INTRON A is a recombinant version of naturally occurring alpha interferon, which has been shown to exert both antiviral and immunomodulatory effects. REBETOL is an oral formulation of ribavirin, a synthetic nucleoside analog with broad-spectrum antiviral activity. Schering-Plough has exclusive rights to market oral ribavirin for Hepatitis C in all major world markets through a licensing agreement with ICN, except in the European Union (EU), where both companies have the right to market oral ribavirin for Hepatitis C. ICN, which discovered ribavirin, currently markets the drug for aerosol use in the U.S. as VIRAZOLE(R) for treatment of hospitalized infants and young children with severe lower respiratory tract infection due to respiratory syncytial virus (RSV).

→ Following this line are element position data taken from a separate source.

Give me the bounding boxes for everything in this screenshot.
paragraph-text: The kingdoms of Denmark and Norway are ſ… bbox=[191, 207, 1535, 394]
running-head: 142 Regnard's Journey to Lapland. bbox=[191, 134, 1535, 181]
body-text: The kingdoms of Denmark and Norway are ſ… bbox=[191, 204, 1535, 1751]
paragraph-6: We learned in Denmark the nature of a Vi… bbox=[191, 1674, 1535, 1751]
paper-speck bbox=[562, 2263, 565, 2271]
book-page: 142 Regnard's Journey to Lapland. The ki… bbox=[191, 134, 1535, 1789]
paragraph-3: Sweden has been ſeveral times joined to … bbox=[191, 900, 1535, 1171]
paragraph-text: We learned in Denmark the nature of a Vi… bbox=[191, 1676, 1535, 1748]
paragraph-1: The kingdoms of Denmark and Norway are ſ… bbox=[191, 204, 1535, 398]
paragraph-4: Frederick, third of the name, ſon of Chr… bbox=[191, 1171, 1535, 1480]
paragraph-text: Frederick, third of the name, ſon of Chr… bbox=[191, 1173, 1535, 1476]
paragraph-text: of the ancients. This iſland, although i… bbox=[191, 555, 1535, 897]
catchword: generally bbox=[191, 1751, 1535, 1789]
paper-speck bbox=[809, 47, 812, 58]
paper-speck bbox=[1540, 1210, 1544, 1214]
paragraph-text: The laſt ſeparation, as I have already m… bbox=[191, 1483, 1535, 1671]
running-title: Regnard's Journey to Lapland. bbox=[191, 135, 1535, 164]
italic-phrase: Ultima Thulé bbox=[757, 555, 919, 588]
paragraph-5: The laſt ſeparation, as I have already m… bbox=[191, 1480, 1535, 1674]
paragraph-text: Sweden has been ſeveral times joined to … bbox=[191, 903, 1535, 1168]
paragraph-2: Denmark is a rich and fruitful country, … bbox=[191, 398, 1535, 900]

ICN manufactures and markets a broad range of prescription and non-prescription pharmaceuticals and biotechnology research products in over 90 countries. The Company employs over 15,700 people worldwide. ICN has operations in Eastern and Central Europe, North and Latin America, Western Europe, and the Pacific Rim. Additional information is available on the corporate website at  http://www.icnpharm.com.

THE SAFE HARBOR STATEMENT UNDER THE PRIVATE SECURITIES LITIGATION REFORM

ACT OF 1995. This press release contains forward-looking statements that involve risks and uncertainties, including but not limited to, projections of future sales, operating income, returns on invested assets, regulatory approval processes, and other risks detailed from time to time in the Company’s Securities and Exchange Commission filings.

*[HCV-RNA (qPCR)-negative] is defined as less than 100 copies/ml of Hepatitis C viral RNA as measured by the National Genetics Institute assay.